Remember, you do not have to attend every argument that you are invited to. Just say, “No, thanks” and move on to something that brings you joy and distracts your mind from indulging in negative emotions. You can pray, think of your favorite quote, sing a song in your head or just recall a funny story from your past. For example, when I feel irritated I usually repeat my positivity “mantra”. That is the only reason why one infamous taxi driver did not get yelled at. 🙂

22 Comments
  • Thisarani Chiranthika
    January 15, 2010 at 4:06 pm

    oh my god….. thanks god u r safe….

  • Holayemi Emmanuel Hadehsoji
    January 15, 2010 at 4:15 pm

    What a great illustration that one derive morals

  • Shaji
    January 15, 2010 at 12:17 pm

    This is 100% right. But at the time of incident everybody can’t think about these wonderful sentences and to behave towards them like that. Sometime thinking and seeing of their face makes you very much anger because of your some past experiences. But it’s very difficult to behave as you sometimes, but it’s good. If we follow your above sentences that’s 100% right. But every body can’t at all times. I’m an angry man towards all nuisance and 100% truthful, but I can’t control my anger.

  • Adegboye Idowu
    January 15, 2010 at 9:36 pm

    whao, hope you are not hurt? there is no special way to deal with them than LOVE. Be nice to them and smile even when they are not being nice.

  • Olayemi Emmanuel Adesoji
    January 15, 2010 at 10:15 pm

    What a great illustration that one derive morals

  • Ray Peters
    January 15, 2010 at 10:17 pm

    But smacking him would have felt good 😀

  • Adegboye Hydoughwuh
    January 15, 2010 at 10:36 pm

    whao, hope you are not hurt? there is no special way to deal with them than LOVE. Be nice to them and smile even when they are not being nice.

  • charity
    January 16, 2010 at 9:32 am

    That is all very true- I have one co-worker who feels the need to constantly prove that she is better than everyone. I get very frustrated and just trend to stay away from her or ignore her altogether. I can see that she is probably insecure and lives by her ego, but somehow I just can’t sympathize.

  • Kamal Bakshi
    January 16, 2010 at 4:07 pm

    should be carefull!!!!!!

  • Kamal Bakshi
    January 16, 2010 at 4:08 pm

    hope you havent got hurt!!!!!!!

  • YKJAIN
    January 16, 2010 at 8:56 pm

    It is true, It is difficult for those who don’t know of themselves but others.
    Dear Arina I owe you so much for what I learn from you.

  • mohamad khnghaei
    January 17, 2010 at 4:11 am

    it is my most experience but some times i could n’t control my self and now i will do your suggestion

  • Vio
    January 17, 2010 at 6:48 am

    Thank you very much for this great post! It is very helpful for me!

  • aarti
    January 17, 2010 at 8:39 am

    thanx Arina for such an inspiring article,u r helping me day by day for building a new n positive attitude towards life:)

  • Liz
    January 18, 2010 at 9:29 am

    The timing of this for me couldn’t be better. Thank you!
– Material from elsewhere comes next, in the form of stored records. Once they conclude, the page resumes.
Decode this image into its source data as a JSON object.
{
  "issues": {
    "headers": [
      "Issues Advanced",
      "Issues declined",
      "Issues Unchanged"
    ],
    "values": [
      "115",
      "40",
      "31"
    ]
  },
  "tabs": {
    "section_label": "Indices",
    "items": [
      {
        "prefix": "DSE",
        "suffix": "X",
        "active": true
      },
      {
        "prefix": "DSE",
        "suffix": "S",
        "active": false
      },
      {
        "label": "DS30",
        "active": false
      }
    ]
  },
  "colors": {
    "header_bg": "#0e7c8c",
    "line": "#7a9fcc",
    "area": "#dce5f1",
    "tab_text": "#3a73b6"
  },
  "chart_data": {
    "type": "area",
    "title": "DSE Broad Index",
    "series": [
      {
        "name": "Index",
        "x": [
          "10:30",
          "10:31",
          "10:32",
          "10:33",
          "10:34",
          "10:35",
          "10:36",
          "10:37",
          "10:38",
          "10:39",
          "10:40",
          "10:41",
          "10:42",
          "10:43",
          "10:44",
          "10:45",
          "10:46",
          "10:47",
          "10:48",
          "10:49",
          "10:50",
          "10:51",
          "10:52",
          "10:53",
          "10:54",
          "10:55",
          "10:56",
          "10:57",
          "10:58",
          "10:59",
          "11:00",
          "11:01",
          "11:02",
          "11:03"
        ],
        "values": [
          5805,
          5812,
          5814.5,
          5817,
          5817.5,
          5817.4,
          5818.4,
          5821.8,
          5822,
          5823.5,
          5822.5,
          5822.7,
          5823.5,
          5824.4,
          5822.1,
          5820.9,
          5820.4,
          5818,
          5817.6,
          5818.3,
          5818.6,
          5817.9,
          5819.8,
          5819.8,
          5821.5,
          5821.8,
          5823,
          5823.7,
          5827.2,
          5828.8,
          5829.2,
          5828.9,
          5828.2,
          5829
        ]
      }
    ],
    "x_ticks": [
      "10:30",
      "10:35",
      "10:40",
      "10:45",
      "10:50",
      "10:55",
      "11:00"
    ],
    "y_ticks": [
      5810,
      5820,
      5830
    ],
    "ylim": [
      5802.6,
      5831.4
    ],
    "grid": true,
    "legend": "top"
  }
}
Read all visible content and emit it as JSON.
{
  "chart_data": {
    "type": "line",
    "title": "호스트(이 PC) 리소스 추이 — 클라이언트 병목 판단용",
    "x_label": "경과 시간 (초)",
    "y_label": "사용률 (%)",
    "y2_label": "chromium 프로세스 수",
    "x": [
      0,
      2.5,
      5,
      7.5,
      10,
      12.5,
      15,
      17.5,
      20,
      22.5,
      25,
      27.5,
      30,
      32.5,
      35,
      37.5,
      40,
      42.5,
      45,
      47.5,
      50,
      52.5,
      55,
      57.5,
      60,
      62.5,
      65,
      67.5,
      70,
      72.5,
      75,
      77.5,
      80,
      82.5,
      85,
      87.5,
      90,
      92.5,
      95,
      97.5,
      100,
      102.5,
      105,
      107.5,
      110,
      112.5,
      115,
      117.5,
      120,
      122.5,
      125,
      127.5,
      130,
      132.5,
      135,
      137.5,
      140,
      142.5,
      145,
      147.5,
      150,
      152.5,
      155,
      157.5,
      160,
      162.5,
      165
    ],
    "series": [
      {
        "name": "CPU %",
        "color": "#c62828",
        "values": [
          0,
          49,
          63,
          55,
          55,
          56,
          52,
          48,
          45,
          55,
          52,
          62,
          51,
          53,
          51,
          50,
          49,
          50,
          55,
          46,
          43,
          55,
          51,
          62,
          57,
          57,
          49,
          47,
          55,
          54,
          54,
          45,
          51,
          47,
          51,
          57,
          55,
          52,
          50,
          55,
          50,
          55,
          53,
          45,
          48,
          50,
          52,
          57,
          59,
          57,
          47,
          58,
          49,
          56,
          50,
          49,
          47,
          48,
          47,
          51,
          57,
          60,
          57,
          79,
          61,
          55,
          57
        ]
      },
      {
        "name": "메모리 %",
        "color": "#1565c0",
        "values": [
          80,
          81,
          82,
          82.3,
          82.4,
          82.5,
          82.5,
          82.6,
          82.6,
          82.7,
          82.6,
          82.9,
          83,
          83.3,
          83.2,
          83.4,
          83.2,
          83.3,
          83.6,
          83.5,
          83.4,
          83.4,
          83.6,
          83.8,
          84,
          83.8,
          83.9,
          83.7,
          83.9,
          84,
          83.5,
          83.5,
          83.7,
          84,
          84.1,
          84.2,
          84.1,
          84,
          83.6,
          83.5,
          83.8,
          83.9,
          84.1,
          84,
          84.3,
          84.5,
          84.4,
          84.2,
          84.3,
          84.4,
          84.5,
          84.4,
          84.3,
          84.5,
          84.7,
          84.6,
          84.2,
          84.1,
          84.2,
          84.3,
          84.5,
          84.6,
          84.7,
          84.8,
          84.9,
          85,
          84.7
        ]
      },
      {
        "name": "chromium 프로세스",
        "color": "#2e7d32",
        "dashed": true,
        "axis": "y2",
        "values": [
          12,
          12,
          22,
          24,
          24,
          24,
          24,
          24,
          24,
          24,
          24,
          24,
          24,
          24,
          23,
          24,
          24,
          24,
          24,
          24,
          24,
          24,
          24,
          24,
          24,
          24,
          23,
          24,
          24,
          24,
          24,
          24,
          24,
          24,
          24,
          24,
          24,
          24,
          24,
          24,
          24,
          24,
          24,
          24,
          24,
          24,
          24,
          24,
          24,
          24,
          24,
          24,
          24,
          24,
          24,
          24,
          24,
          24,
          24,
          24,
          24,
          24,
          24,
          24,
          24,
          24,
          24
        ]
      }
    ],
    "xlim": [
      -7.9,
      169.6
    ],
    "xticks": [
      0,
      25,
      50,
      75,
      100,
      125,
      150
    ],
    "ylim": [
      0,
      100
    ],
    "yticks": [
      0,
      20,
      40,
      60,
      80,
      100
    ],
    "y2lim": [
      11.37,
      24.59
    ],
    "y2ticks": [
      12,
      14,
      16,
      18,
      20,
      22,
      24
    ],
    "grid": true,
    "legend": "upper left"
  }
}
It was extremely beneifical for me to read this! 🙂

  • der.adler
    January 18, 2010 at 12:44 pm

    makes me calmer ..reading your blog makes me realize that every problem has a solution.!

  • Bhawani
    January 19, 2010 at 8:11 am

    Great. The way you explain is commendable. I sometimes feel that I got a devine gift of getting you as my guide……Thanks.

  • Adebanjo, Olusanya
    January 20, 2010 at 10:05 am

    I know you will sake off my comment. But, however, this is elm, GOOD. I must say. Thank you always.

  • Guest
    January 13, 2013 at 7:13 am

    Here’s a good way to deal with mean people!! Yowzoo.com

  • VideoPortal
    March 22, 2017 at 3:16 am

    Acknowledge how the person makes you feel. Being within proximity of a mean person often requires proper armory. You know, at some point, the individual might throw something vicious your way. Feel the emotions that come with being around such a person. Don’t push these feelings away or act as if they are irrelevant. Name them.